We present a study of galaxies and intergalactic gas toward the z=2.73 quasar HS1700+6416, to explore the effects of galaxy formation feedback on the IGM. Our observations and ionization simulations indicate that the volume within 100-200 h_71^{-1} physical kpc of high-redshift galaxies contains very small, dense, and metal-rich absorption-line regions. These systems often contain shock-heated gas seen in OVI, and may exhibit [Si/C] abundance enhancements suggestive of Type II supernova enrichment. We argue that the absorbers resemble thin sheets or bubbles, whose physical properties can be explained with a simple model of radiatively efficient shocks propegating through the IGM. Their high metallicities suggest that these shocks are being expelled from--rather than falling into--star forming galaxies. There is a dropoff in the IGM gas density at galaxy impact parameters beyond ~300 physical kpc that may trace boundaries of gas structures where the galaxies reside.

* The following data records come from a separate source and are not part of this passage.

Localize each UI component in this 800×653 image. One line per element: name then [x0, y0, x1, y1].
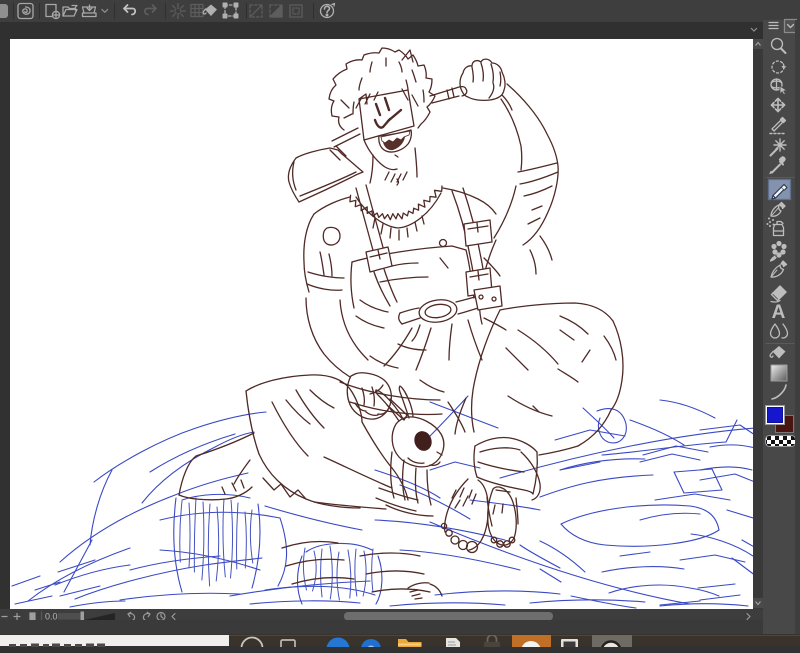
svg-text:A: A: [772, 302, 786, 323]
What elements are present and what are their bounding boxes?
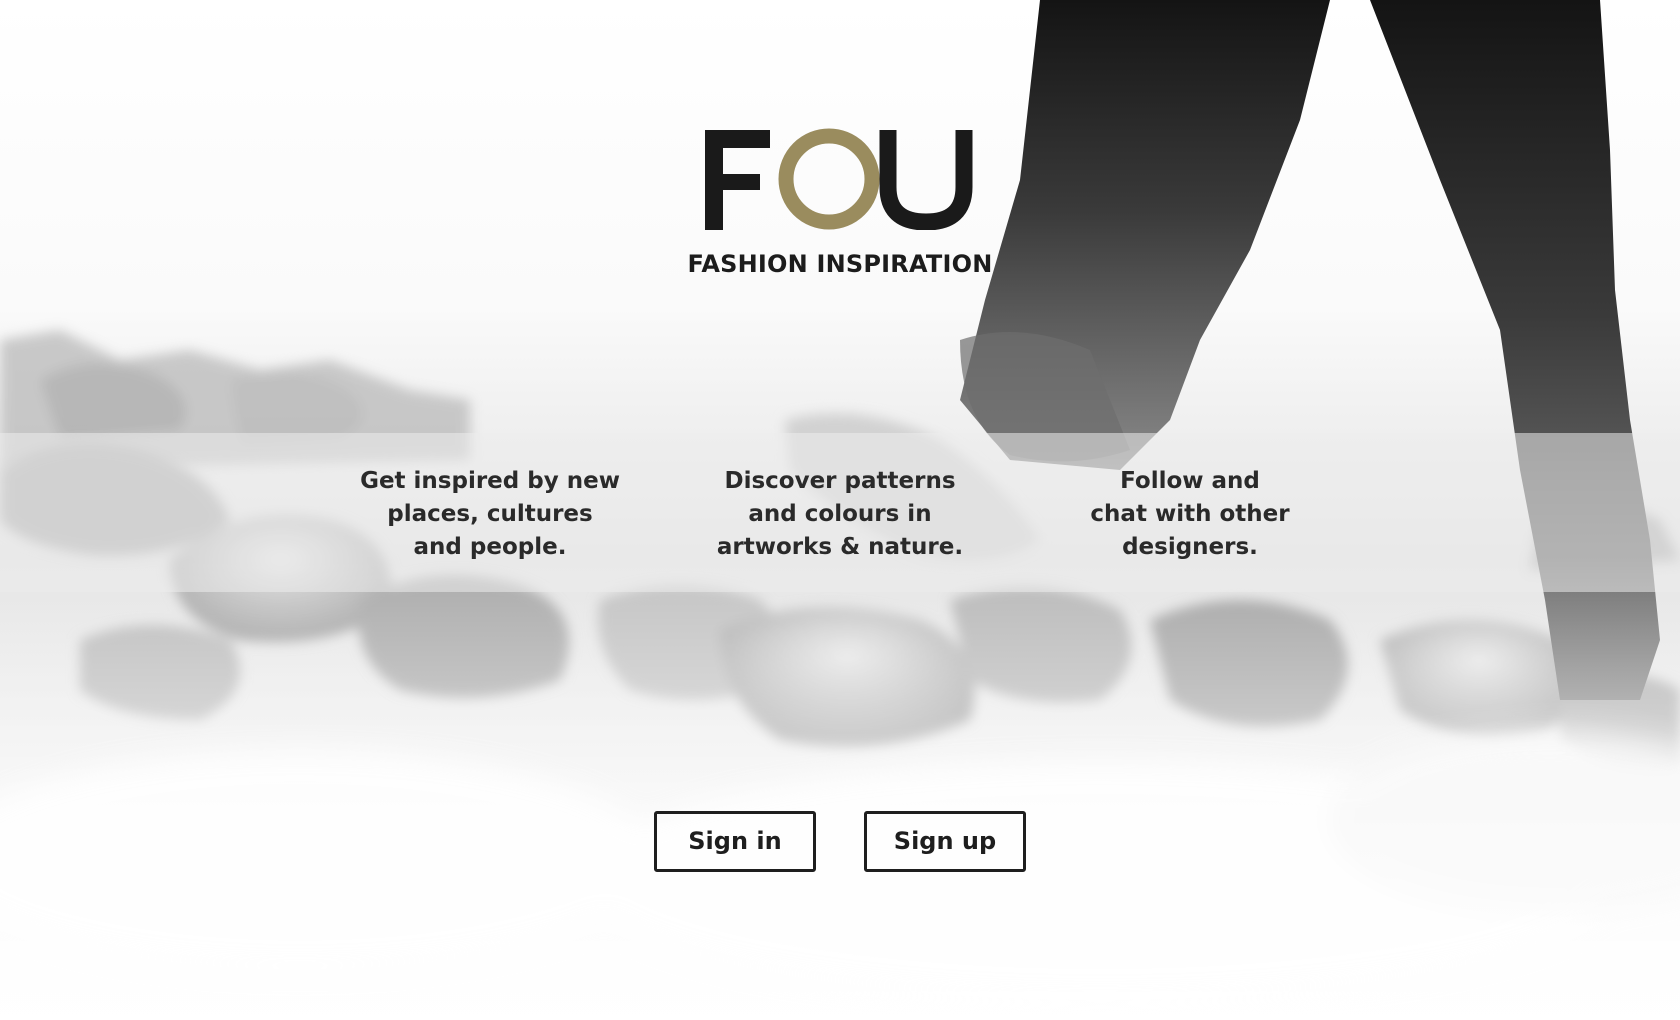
logo-letter-o [778,128,880,230]
feature-patterns: Discover patterns and colours in artwork… [695,465,985,564]
sign-up-button[interactable]: Sign up [864,811,1026,872]
logo-letter-u [879,130,973,230]
feature-line: Discover patterns [724,468,956,494]
feature-line: artworks & nature. [716,534,964,560]
feature-community: Follow and chat with other designers. [1045,465,1335,564]
feature-line: and colours in [748,501,932,527]
feature-line: Get inspired by new [360,468,620,494]
landing-page: FASHION INSPIRATION Get inspired by new … [0,0,1680,1020]
tagline: FASHION INSPIRATION [687,250,993,278]
feature-line: places, cultures [387,501,593,527]
feature-line: designers. [1122,534,1258,560]
feature-line: and people. [413,534,567,560]
sign-in-button[interactable]: Sign in [654,811,816,872]
logo-wordmark [705,128,973,230]
feature-inspiration: Get inspired by new places, cultures and… [345,465,635,564]
feature-line: Follow and [1120,468,1260,494]
logo-letter-f [705,130,770,230]
feature-line: chat with other [1090,501,1290,527]
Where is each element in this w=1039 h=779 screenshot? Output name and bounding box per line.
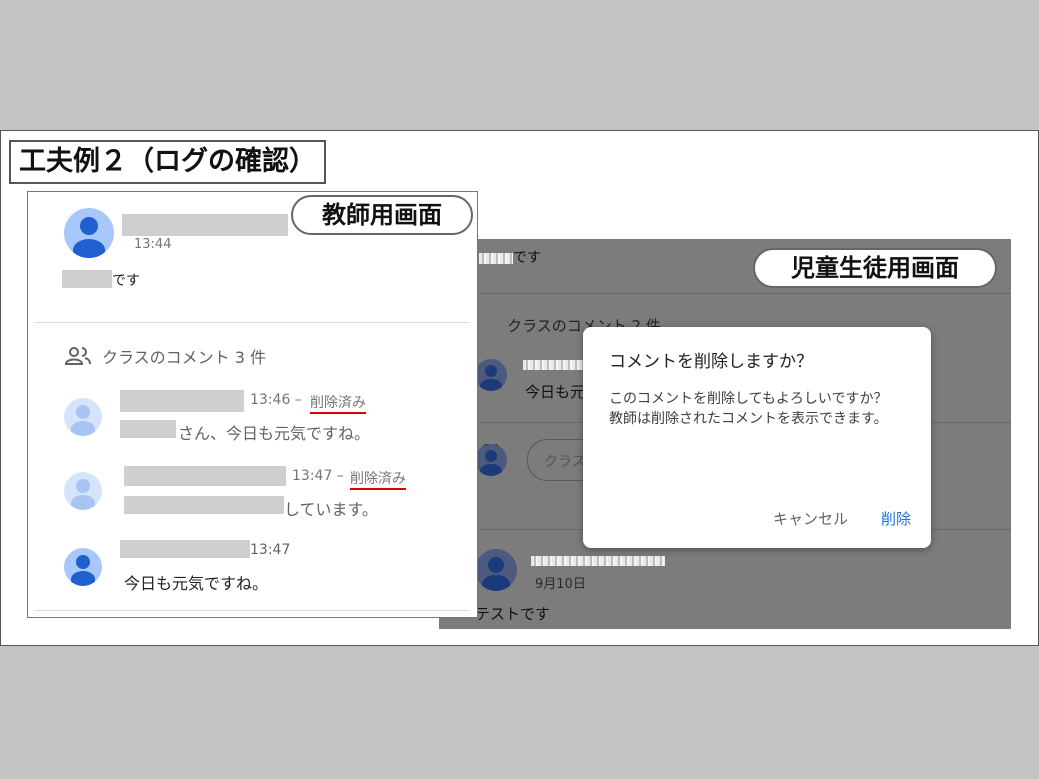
comment-time: 13:46 –: [250, 392, 302, 408]
delete-button[interactable]: 削除: [881, 508, 911, 529]
student-top-text: です: [479, 247, 541, 267]
divider: [34, 610, 470, 611]
teacher-view: 13:44 です クラスのコメント 3 件 13:46 – 削除済み さん、今日…: [27, 191, 478, 618]
people-icon: [64, 347, 91, 365]
comment-text: 今日も元気ですね。: [124, 574, 269, 593]
deleted-status: 削除済み: [350, 468, 406, 490]
avatar: [64, 208, 114, 258]
cancel-button[interactable]: キャンセル: [773, 508, 848, 529]
dialog-body: このコメントを削除してもよろしいですか？ 教師は削除されたコメントを表示できます…: [609, 389, 909, 429]
redacted-text: [120, 420, 176, 438]
post-text-suffix: です: [112, 273, 140, 289]
avatar: [64, 548, 102, 586]
comment-text: さん、今日も元気ですね。: [178, 424, 371, 443]
divider: [34, 322, 470, 323]
avatar: [475, 549, 517, 591]
comment-time: 13:47 –: [292, 468, 344, 484]
redacted-name: [120, 390, 244, 412]
post-time: 13:44: [134, 237, 172, 252]
slide: 工夫例２（ログの確認） です クラスのコメント 2 件 今日も元 クラス 9月1…: [0, 130, 1039, 646]
teacher-view-label: 教師用画面: [291, 195, 473, 235]
avatar: [64, 472, 102, 510]
dialog-body-line2: 教師は削除されたコメントを表示できます。: [609, 411, 888, 427]
slide-title: 工夫例２（ログの確認）: [9, 140, 326, 184]
student-view-label: 児童生徒用画面: [753, 248, 997, 288]
divider: [439, 293, 1011, 294]
post-text: テストです: [475, 605, 551, 623]
avatar: [475, 444, 507, 476]
redacted-name: [120, 540, 250, 558]
redacted-text: [124, 496, 284, 514]
delete-comment-dialog: コメントを削除しますか？ このコメントを削除してもよろしいですか？ 教師は削除さ…: [583, 327, 931, 548]
avatar: [475, 359, 507, 391]
redacted-name: [124, 466, 286, 486]
avatar: [64, 398, 102, 436]
redacted-commenter: [523, 357, 583, 373]
dialog-body-line1: このコメントを削除してもよろしいですか？: [609, 391, 888, 407]
comment-text: しています。: [284, 500, 378, 519]
post-date: 9月10日: [535, 577, 586, 592]
deleted-status: 削除済み: [310, 392, 366, 414]
student-top-suffix: です: [513, 250, 541, 266]
comment-time: 13:47: [250, 542, 291, 558]
redacted-poster: [531, 553, 665, 569]
redacted-name: [479, 252, 513, 264]
comment-input-placeholder: クラス: [544, 454, 586, 470]
teacher-comments-header: クラスのコメント 3 件: [102, 348, 267, 367]
dialog-title: コメントを削除しますか？: [609, 352, 813, 372]
redacted-text: [62, 270, 112, 288]
redacted-name: [122, 214, 288, 236]
student-comment-preview: 今日も元: [525, 383, 586, 401]
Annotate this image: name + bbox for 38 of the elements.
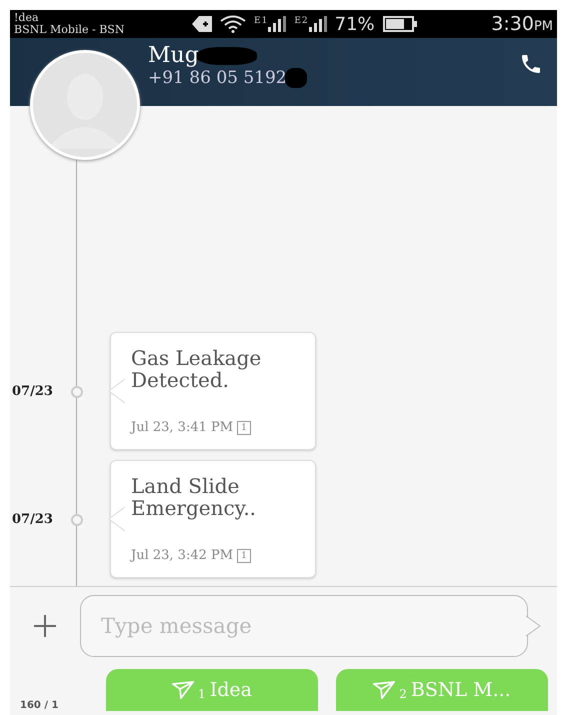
carrier-name: BSNL Mobile - BSN: [14, 24, 126, 36]
message-bubble[interactable]: Gas Leakage Detected. Jul 23, 3:41 PM 1: [110, 332, 316, 450]
phone-icon[interactable]: [519, 52, 543, 76]
sim-badge: 1: [237, 420, 251, 434]
wifi-icon: [220, 15, 246, 33]
carrier-name: !dea: [14, 12, 40, 24]
message-date: 07/23: [11, 512, 54, 526]
clock: 3:30PM: [491, 13, 553, 35]
signal-icon: [268, 16, 286, 32]
timeline-node: [71, 386, 83, 398]
message-text: Gas Leakage Detected.: [131, 347, 262, 391]
bubble-tail: [108, 379, 125, 403]
timeline-node: [71, 514, 83, 526]
sim-badge: 1: [237, 548, 251, 562]
bubble-tail-icon: [526, 614, 542, 638]
sim-number: 2: [302, 16, 308, 26]
redaction-mark: [284, 68, 307, 88]
battery-percentage: 71%: [334, 14, 375, 34]
sim-number: 1: [262, 16, 268, 26]
signal-icon: [308, 16, 327, 32]
bubble-tail: [108, 507, 125, 531]
send-icon: [373, 681, 396, 699]
network-type: E: [294, 16, 301, 26]
contact-number: +91 86 05 5192: [148, 68, 287, 88]
redaction-mark: [196, 47, 257, 65]
send-icon: [172, 681, 194, 699]
message-text: Land Slide Emergency..: [131, 475, 258, 519]
message-time: Jul 23, 3:42 PM: [131, 548, 234, 563]
contact-name: Mug: [148, 44, 199, 68]
character-counter: 160 / 1: [19, 700, 60, 711]
tag-icon: [192, 16, 212, 32]
battery-icon: [382, 16, 417, 32]
message-input[interactable]: Type message: [80, 595, 528, 657]
message-bubble[interactable]: Land Slide Emergency.. Jul 23, 3:42 PM 1: [110, 460, 316, 578]
add-icon[interactable]: [34, 615, 56, 637]
message-date: 07/23: [11, 384, 54, 398]
message-time: Jul 23, 3:41 PM: [131, 420, 234, 435]
network-type: E: [254, 16, 261, 26]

The local heavy-element enhancement covers 100-200 kpc; beyond this the observed abundances blend into the general IGM. Supernova-driven winds or dynamical stripping of interstellar gas appears to affect the IGM near massive galaxies, even at R>~100 kpc. However, these feedback systems represent only a few percent of the Lya forest mass at z~2.5. Their mass could be larger if the more numerous metal-poor CIV systems at >~200 kpc are tepid remnants of very powerful winds. Based on present observations it is not clear that this scenario is to be favored over one involving pre-enrichment by smaller galaxies at z>~6.